Re: How to delet the actual readed line from a file?
by Bloodnok (Vicar) on Aug 04, 2008 at 13:07 UTC
    Hi ,

    Pls correct me if I'm wrong, but it strikes me that, by inference, the application must have persistence to some degree, hence maybe something like this might better fit the bill (apologies in advance for untested code)...

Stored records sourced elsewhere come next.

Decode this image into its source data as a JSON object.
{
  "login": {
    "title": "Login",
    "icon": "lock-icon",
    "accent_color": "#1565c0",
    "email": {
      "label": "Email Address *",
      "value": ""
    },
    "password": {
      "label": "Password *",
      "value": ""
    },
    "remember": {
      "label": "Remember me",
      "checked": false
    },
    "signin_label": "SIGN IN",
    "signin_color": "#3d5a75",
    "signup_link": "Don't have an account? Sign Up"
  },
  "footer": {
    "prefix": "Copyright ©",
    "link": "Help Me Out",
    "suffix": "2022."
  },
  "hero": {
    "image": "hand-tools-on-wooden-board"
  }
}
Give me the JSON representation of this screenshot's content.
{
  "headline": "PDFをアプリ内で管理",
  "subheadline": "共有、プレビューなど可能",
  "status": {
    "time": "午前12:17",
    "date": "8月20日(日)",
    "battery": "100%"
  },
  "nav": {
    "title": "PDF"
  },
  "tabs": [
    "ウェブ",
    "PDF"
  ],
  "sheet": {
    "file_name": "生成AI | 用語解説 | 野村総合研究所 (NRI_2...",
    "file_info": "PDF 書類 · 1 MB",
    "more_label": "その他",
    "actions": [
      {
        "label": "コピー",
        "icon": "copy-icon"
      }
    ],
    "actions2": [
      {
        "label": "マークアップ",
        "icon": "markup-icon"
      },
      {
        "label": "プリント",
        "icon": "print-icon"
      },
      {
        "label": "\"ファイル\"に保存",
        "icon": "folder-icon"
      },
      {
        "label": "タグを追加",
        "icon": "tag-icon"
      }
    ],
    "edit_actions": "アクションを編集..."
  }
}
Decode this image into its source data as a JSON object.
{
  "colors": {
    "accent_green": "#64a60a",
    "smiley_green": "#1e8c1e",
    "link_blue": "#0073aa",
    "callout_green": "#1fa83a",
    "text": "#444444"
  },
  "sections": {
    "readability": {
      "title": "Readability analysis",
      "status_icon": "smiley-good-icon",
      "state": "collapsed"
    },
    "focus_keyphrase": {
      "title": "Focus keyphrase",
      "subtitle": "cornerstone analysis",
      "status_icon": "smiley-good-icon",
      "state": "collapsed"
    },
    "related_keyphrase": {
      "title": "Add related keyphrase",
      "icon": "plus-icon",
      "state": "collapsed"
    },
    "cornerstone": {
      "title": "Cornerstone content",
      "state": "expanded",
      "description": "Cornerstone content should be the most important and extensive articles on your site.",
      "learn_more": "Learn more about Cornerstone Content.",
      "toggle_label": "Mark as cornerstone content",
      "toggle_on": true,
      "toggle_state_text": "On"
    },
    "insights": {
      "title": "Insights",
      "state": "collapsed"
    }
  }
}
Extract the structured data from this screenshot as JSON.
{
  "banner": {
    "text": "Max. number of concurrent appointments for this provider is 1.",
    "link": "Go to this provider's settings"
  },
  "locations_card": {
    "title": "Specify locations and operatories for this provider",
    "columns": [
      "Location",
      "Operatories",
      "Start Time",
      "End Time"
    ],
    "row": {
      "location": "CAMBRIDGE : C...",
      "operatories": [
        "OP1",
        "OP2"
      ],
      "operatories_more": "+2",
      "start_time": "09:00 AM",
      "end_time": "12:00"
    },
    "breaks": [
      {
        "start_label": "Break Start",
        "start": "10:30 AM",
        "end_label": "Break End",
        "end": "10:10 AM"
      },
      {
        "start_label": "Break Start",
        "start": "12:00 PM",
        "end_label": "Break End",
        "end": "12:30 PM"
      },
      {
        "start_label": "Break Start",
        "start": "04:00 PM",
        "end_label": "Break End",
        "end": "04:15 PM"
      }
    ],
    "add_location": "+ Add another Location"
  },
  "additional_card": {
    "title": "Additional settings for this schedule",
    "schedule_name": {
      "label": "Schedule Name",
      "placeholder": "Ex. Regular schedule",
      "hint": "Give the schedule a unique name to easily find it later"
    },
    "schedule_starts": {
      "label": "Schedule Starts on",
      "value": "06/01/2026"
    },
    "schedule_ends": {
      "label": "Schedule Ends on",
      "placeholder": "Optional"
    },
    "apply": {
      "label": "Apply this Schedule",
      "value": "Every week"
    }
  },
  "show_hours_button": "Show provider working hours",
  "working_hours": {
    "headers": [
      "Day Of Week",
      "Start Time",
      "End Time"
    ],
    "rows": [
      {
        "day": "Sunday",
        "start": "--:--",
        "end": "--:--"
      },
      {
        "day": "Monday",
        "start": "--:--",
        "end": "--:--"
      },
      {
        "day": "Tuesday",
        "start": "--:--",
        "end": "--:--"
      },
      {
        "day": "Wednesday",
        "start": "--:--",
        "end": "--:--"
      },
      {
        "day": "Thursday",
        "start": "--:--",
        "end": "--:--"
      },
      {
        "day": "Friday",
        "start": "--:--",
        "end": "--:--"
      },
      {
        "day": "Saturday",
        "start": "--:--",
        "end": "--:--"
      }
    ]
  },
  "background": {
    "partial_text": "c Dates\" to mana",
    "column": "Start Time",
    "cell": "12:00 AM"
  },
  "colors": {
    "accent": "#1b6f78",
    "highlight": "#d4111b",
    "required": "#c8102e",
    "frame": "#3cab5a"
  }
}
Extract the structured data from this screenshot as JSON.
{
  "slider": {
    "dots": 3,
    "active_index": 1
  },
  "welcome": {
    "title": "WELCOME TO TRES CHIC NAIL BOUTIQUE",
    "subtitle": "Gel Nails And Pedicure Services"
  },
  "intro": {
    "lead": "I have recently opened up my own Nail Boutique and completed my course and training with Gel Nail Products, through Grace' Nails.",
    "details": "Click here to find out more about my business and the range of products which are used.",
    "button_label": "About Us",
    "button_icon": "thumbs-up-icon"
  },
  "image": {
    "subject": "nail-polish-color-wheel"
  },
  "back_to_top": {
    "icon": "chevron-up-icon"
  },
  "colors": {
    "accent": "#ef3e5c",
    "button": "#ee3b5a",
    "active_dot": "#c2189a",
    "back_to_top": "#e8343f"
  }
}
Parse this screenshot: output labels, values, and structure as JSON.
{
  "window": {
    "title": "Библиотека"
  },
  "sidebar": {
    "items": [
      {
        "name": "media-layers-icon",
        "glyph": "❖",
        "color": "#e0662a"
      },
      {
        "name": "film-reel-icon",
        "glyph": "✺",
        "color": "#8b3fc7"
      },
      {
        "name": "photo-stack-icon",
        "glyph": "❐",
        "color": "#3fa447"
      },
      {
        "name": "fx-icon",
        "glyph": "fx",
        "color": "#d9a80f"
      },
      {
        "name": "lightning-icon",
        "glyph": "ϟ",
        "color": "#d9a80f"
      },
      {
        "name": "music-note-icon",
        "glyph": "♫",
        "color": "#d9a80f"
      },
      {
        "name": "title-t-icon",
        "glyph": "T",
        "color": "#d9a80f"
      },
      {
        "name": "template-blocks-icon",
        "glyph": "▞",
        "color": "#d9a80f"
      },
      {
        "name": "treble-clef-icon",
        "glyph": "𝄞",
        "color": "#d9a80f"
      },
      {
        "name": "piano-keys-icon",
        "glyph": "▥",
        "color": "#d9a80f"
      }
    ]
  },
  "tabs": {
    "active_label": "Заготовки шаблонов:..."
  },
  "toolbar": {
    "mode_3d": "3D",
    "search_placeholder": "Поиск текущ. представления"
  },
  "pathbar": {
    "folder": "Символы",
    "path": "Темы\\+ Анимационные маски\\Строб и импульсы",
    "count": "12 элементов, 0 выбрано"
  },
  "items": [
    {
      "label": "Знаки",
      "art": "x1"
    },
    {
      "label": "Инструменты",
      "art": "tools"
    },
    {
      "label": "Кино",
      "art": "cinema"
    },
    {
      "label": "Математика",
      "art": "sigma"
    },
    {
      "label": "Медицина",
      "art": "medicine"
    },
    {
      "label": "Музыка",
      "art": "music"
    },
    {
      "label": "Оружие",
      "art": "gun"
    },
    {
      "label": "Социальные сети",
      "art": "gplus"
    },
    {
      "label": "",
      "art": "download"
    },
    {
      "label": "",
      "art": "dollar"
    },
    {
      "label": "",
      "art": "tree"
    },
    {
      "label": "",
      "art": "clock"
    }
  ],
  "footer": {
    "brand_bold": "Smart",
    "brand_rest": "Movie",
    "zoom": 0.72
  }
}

    # Slurp file in one - assuming there's room:-) open FILE, "<fname" or die "open() - $!"; local undef $/; @files = <FILE> close FILE; while (@files) { # # do something with file $_ # shift @files; } END { # Save any state @files && do { open FILE, ">fname" or die "Cannot save state - $!"; printf FILE "@files"; close FILE; }; }
    HTH , Rgds ,

    A user level that continues to overstate my experience :-))
Re: How to delet the actual readed line from a file?
by pjotrik (Friar) on Aug 04, 2008 at 12:37 UTC
    I'd suggest a reverse approach - to another file, print the lines already successfully processed. Then you know where the processing stopped (and you can get the rest using diff).
Re: How to delet the actual readed line from a file?
by gokuraku (Monk) on Aug 04, 2008 at 11:44 UTC
    An alternate way, much like already suggested, is to read the file in as an array then use shift to pull the first line off the array and output the rest to the same or a new filename.